Local governments in Maryland are growing thanks to higher taxes banking their payrolls, a trend that bucks the rest of the nation and stands starkly in contrast with downsizing in Virginia, new U.S. census survey data show.

The number of people on local government payrolls in Maryland grew by nearly 3 percent -- or about 6,000 people -- to 220,314 during the year that ended in March 2012, the data released Thursday show. The growth comes while most local governments shrank their payrolls, combining for an average drop of 1.7 percent nationwide. Meanwhile, local governments in Virginia collectively downsized by 1.4 percent, or roughly 4,500 people, to 313,907 total.

By the numbers
  Population Local gov't Annual change State gov't Annual change
Maryland 5.8m 220,314 2.9% (6,104) 86,714 -1.8% (-1,604)
Virginia 8.1m 313,907 -1.4% (-4,463) 124,930 0.2% (224)
U.S. 311.6m 12.0m -1.7% (-204,781) 4.4m -0.4% (-18,397)

At the state level, Virginia stayed relatively flat, adding about 200 people to its roughly 125,000 state employees. Maryland's nearly 87,000 state workers represents a total that's about 1,600 fewer people than last year.

Maryland's surge in local governments is largely due to increased taxes that allow local jurisdictions to keep their higher payrolls, said economist Anirban Basu, CEO of Sage Policy Group in Baltimore. But raising taxes has taken its toll, he added.

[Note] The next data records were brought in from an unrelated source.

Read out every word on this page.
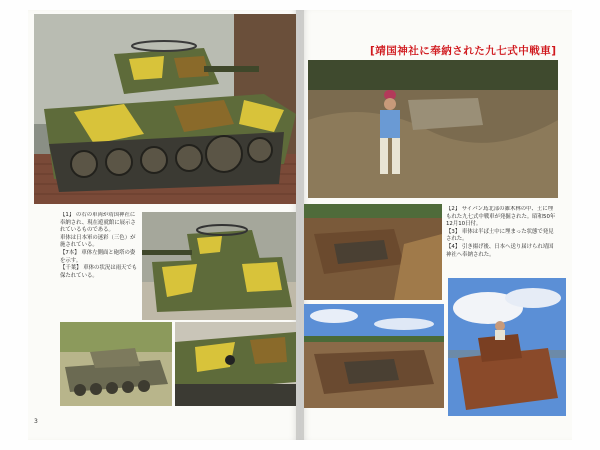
【1】 の右の車両が靖国神社に奉納され、現在遊就館に展示されているものである。

車体は日本軍の迷彩（三色）が施されている。

【7本】 車体左側面と砲塔の姿を示す。

【千葉】 車体の状況は雨天でも保たれている。

3
[靖国神社に奉納された九七式中戦車]

【2】 サイパン島北部の雑木林の中、土に埋もれた九七式中戦車が発掘された。昭和50年12月10日付。

【3】 車体は半ば土中に埋まった状態で発見された。

【4】 引き揚げ後、日本へ送り届けられ靖国神社へ奉納された。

"Virginia has been less willing to raise taxes on its people and therefore has sustained a better business climate," Basu said. "Maryland's business reputation, I believe, has deteriorated significantly in recent years, and much of that is due to the almost constant state chatter of raising revenues."

The two states took vastly different approaches to closing budget gaps this year, with the Old Dominion relying almost entirely on spending cuts and Maryland lawmakers pushing for a multimillion-dollar package of new taxes, including raising income taxes on residents earning more than $100,000. Montgomery County raised its property tax rates this year, added a disposable bag fee and, in 2009, increased energy taxes 150 percent on residents.

Basu noted that states -- depending on whether their voters are primarily left-leaning or right-leaning -- have different "tax philosophies," and what's acceptable to most voters in one state might not be in the next. However, he said Maryland's state and local governments could be pushing their taxpayers over the edge.

"Maryland has gone too far," he said, "meaning that the Maryland tax rates are now sufficiently high enough to be driving out a significant level of economic activity from the private sector."

Still, when states spend more, residents get more, he said. Tax-happy Montgomery County has the nation's top-rated large public school system, for example. The top gains in local government employment in Maryland have come in the education, health and law-enforcement sectors. Local Virginia governments have made employment cuts in education.

In addition, some business leaders believe that thriving government employment stimulates private-sector growth.

"The private sector continues to grow in this region apart from ... but also because of its partnership with government [entities]," said Jim Dinegar, president and CEO of the Greater Washington Board of Trade.

The statistics are based on an annual survey taken by the U.S. Census Bureau each March and counts "full-time equivalent" employees, which represents the number of full-time workers that could have been employed if the reported number of hours worked by part-time employees had been worked by full-time employees.